Peaceful meeting belies frustrations over park dog plan
By Sara Donchey
Dog lovers gathered in support of their furry friends Saturday in the second of four public informational meetings intended to make sense of the Golden Gate National Recreation Area’s proposed Dog Management Plan.
Several dozen people attended the open house at San Francisco State University – and although the event was peaceful, it was clear that not everyone was happy with the reason they were there.
“This is a disaster,” said Sally Stephens, chair of SFDOG, a nonprofit organization that teaches responsible dog ownership. “It will have a huge impact on the social communities of people with dogs, as well as negative impacts on city parks.”
The Dog Management Plan would reduce off-leash areas and even ban dogs entirely from parts of the national park that stretches from Marin to Half Moon Bay.
Stephens, who said she lives near Ocean Beach, is concerned that as dog-friendly areas are eliminated, dogs and their owners will be forced into the smaller, overcrowded areas that remain.
“Thousands of people are in the Golden Gate National Recreation Area every day with their dogs,” said Stephens. “Where are they all going to go? They’re not going away. They’re going to end up in city parks. You’re going to have a lot more people in much smaller spaces.”
Ben Jackson, who runs his dog at Fort Funston at least once a week, is also concerned with possible overcrowding if the plan is implemented.
“Fort Funston is the least extreme out of all the changes they’re making,” said Jackson. “We could probably still take our dog there, but it’s already packed. Is it going to be even more packed as one of the few options left to go run your dog?”
Professional dog walker Stephanie Turner, who takes her clients’ dogs to run at Ocean Beach, also attended the meeting to voice her frustration with the new pooch plan.
“Not only would it ruin me financially, but emotionally as well,” said Turner. “It would take away a lot of joy for me.”
For people such as Turner, who turn to Ocean Beach as a local haven for doggy playtime, new regulations would restrict dogs to the area from Stairwell 21 across from the Beach Chalet north to the Cliff House.
Representatives from the National Park Service were present to facilitate the meeting and to address public concerns.
Howard Levitt, director of communications for the GGNRA, explained that the Dog Management Plan is an attempt to create a balance between park-goers with and without a four-legged friend.
“We hear from people who love to enjoy the park with their dog, and we hear from other people who feel like we shouldn’t allow dogs at all,” said Levitt. “We have to create a balance. At the same time, we have some fundamental national park values that we have to adhere to, like keeping visitors safe and protecting species.”
A large portion of the Dog Management Plan addresses the need to preserve endangered wildlife such the federally protected snowy plover.
Mark Bohrer is a former wildlife photographer with an affinity for wildlife biology and conservation. Although he owns a dog, he recognizes the importance of protecting endangered species as discussed in the plan.
“Dogs do have the scent of predators,” said Bohrer. “That does have a big effect on the species that are out there.
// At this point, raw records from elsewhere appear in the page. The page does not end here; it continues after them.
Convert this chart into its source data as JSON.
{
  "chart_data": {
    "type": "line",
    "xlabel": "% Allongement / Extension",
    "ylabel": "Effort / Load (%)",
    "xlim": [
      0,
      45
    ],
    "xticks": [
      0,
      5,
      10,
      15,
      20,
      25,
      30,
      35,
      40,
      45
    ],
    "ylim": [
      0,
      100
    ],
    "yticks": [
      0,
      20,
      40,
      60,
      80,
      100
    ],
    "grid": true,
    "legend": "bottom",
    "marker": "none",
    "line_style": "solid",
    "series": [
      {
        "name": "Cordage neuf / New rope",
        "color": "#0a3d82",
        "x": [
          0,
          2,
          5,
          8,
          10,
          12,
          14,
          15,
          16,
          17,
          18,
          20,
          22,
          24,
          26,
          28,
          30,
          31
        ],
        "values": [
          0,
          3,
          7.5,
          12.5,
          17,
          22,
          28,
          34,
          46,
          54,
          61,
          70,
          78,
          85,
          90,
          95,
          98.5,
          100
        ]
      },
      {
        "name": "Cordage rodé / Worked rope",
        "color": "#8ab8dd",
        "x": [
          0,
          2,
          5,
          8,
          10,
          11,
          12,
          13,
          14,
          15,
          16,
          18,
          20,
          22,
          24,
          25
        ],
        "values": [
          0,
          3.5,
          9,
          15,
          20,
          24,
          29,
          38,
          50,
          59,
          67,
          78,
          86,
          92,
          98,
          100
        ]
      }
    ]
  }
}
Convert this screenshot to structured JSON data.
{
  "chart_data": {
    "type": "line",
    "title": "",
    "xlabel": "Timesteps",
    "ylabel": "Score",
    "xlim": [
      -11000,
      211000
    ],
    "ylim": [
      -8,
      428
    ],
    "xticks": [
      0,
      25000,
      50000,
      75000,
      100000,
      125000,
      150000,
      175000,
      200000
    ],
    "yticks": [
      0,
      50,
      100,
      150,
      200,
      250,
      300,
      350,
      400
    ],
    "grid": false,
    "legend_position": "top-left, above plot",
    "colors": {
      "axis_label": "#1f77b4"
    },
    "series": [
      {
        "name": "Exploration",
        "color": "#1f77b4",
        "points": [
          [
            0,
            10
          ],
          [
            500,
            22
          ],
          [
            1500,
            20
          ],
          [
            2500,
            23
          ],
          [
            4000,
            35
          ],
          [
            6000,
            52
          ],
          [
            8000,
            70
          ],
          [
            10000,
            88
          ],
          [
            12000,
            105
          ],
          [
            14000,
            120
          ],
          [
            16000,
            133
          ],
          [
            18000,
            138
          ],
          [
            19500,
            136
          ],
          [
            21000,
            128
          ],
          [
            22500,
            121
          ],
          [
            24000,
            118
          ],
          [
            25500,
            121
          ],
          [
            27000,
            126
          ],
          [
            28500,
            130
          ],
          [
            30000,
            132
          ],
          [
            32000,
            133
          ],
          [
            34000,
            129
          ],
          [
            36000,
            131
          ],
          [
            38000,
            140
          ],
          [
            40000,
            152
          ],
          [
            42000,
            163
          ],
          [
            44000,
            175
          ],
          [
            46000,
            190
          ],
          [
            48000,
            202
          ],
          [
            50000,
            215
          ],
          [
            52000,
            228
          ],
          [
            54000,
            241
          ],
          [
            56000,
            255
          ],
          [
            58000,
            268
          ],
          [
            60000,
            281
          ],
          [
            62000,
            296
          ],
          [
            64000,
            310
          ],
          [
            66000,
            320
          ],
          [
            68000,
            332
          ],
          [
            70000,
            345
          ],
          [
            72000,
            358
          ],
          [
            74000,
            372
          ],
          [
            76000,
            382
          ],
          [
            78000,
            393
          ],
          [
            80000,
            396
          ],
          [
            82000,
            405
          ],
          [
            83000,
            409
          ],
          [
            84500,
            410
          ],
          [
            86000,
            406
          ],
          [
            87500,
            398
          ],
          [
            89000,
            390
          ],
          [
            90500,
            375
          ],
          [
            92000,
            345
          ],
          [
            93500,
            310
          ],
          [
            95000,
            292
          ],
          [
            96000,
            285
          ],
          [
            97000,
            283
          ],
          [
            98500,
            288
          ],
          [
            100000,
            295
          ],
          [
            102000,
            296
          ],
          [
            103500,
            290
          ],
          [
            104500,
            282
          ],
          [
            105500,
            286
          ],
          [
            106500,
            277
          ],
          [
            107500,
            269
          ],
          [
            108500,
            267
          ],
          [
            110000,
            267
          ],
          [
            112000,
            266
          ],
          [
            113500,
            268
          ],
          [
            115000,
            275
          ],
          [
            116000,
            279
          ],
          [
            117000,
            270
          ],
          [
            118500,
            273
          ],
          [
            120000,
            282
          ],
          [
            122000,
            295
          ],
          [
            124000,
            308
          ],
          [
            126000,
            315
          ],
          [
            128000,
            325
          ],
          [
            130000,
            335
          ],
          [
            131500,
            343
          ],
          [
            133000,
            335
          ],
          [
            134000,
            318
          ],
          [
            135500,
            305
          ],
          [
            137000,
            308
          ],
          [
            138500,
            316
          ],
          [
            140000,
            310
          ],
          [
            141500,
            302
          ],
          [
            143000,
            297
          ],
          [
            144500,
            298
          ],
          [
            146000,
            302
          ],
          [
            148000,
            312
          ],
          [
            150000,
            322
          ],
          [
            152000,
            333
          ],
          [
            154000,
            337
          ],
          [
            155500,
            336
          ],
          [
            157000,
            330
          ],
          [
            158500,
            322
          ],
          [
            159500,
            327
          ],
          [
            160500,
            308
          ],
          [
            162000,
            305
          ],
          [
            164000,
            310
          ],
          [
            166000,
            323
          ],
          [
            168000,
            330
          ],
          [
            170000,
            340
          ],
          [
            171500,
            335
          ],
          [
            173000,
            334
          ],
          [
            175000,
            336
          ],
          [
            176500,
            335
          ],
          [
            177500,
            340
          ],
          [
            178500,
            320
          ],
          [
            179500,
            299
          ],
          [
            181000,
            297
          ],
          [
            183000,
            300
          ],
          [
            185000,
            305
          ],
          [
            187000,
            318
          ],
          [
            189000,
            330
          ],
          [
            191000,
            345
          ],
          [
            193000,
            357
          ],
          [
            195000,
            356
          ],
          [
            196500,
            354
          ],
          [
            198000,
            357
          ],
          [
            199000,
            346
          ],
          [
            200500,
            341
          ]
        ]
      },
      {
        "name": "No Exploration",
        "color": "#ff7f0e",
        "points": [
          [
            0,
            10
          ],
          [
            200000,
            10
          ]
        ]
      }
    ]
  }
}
I probably would’ve tried to implement something similar to what they’re trying to do.”
The Dog Management Plan is still in preliminary phases, and the National Park Service will accept public comment through May 29 – a change from its previous deadline of April 14. To comment about the proposed Dog Management Plan, visit one of the open-house meetings; mail comments to Frank Dean, General Superintendent, Golden Gate National Recreation Area, Building 201, Fort Mason, San Francisco, CA 94123-0022; or comment online.